POET: THE REMARKABLE STORY OF GEORGE MOSES HORTON by Don Tate
Don: I wish I had a more interesting or profound answer to this question, but I learned about Horton through a writing partner, Chris Barton. I started researching Horton on that same day. I knew from day one that Horton's story would be loved by readers, but because of my heavy illustration schedule, I didn't know when I'd find time to write it. And then I had this fear that someone else might publish the story before I had a chance to start writing, so I found the time. Several years and many, many revisions later, the book was acquired by Peachtree Publishers.

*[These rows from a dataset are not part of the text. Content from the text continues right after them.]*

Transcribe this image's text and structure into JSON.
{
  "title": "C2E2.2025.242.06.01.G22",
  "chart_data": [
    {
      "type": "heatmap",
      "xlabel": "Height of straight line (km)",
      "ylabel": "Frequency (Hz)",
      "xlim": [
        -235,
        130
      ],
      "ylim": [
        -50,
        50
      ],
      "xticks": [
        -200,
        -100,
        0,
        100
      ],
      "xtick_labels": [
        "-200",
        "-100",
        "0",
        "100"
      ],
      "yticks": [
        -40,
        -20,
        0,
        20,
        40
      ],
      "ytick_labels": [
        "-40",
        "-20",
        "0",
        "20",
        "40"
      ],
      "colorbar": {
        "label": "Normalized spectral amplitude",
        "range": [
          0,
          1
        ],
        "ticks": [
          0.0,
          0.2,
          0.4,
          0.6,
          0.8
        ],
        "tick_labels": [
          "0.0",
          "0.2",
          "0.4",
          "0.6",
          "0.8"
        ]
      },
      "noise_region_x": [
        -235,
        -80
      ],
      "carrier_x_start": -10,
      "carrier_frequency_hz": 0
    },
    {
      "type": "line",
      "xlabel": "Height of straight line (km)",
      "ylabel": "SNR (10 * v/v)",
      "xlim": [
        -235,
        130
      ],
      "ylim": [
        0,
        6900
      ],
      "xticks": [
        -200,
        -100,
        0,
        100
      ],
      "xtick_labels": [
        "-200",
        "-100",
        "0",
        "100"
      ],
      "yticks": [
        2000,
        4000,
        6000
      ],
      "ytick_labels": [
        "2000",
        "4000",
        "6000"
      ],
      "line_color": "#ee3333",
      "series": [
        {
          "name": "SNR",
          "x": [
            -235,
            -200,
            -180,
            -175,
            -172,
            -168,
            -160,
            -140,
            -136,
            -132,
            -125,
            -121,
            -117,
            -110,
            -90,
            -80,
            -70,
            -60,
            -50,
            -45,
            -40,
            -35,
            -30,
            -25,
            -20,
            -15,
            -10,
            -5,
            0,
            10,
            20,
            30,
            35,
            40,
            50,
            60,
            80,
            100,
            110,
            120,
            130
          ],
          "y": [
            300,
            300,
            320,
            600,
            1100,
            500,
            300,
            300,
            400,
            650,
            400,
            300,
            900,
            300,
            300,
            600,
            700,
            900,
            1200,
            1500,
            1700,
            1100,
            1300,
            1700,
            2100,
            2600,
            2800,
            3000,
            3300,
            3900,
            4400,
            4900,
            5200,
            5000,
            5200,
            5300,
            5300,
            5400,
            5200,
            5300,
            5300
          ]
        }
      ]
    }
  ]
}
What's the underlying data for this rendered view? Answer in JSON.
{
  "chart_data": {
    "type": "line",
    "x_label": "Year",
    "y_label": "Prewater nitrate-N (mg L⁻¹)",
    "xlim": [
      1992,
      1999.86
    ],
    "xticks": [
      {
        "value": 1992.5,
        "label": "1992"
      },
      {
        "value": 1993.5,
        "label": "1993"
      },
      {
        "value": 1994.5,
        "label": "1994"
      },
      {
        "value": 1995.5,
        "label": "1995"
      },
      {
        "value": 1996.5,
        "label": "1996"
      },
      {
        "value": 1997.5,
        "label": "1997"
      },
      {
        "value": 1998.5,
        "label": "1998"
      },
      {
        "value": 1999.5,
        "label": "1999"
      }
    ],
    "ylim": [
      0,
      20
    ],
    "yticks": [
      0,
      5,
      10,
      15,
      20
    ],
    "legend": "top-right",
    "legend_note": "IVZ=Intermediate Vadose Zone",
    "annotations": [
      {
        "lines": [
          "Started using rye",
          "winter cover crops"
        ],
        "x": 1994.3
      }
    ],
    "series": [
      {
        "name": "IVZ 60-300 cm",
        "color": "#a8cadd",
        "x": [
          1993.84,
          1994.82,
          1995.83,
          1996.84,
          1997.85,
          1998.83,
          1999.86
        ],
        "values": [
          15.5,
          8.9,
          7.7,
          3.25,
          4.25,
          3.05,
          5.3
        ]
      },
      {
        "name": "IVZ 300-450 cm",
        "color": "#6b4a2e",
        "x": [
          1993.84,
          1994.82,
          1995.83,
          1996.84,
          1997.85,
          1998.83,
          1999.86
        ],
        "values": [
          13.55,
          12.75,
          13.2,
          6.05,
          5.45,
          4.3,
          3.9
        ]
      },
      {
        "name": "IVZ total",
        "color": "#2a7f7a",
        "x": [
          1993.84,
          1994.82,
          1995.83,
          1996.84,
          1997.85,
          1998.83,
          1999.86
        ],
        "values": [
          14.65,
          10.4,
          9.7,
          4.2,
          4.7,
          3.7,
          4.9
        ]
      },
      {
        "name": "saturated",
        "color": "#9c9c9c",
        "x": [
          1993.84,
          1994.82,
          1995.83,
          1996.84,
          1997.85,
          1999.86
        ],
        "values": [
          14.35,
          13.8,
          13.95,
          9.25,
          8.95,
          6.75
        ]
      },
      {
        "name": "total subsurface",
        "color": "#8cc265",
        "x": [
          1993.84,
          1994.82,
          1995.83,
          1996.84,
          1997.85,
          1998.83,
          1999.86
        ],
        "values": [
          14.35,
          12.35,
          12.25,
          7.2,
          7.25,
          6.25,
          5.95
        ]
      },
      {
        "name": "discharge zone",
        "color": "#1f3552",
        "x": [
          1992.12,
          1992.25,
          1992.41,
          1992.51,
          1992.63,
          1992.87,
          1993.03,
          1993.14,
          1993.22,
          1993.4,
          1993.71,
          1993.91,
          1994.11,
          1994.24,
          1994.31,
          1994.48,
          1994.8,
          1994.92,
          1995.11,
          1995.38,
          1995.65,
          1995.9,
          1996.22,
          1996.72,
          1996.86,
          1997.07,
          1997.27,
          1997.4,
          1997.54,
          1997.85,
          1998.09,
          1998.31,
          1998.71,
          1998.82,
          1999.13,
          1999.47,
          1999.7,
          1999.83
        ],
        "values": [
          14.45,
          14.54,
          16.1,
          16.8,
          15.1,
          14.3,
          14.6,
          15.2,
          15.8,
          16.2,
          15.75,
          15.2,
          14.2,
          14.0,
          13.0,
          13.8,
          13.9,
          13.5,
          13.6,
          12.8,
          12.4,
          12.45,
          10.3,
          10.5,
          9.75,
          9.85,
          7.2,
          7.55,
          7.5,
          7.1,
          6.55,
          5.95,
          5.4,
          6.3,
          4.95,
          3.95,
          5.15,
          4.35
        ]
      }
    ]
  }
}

Don: Initially I wanted to illustrate "Poet" digitally. I'd just purchased a Cintiq, and I was anxious to put it to use. I did all of the line work on my Cintiq, but I think it freaked out my art director, who had another look in mind. She loved my hand drawn artwork, as done in the book "Hope's Gift," so I decided to use the same medium, acrylic watercolor washes and ink (Micron) lines on watercolor paper. Acrylic dries hard and allows for layering without disturbing under painting. And I used colored pencil in places. I also wanted to find a way to include Horton's poetry, since I'd not included any in the text (intentionally). So I hand lettered portions of his poetry and worked them into the illustrations using Photoshop. I did eventually get to put that Cintiq to work on my following book, "Whoosh!"
Don: Balancing creative time with travel can be a challenge. To help, I recently purchased a Surface Pro 4. It's a tablet that allow me to sketch on it using Photoshop or Manga Studio. I completely sketched and laid out my last two books on it. It's not great for creating final art, but totally saved me with my last two books. I also have a great booking agent who helps with the details of travel, so that I can spend that time in creative mode. I take it one day at a time.
I have five more books under contract, and one to be announced soon. Most of them are nonfiction and involve little-known historical figures. I'm especially excited about an opportunity to work with Eloise Greenfield. That will be so cool!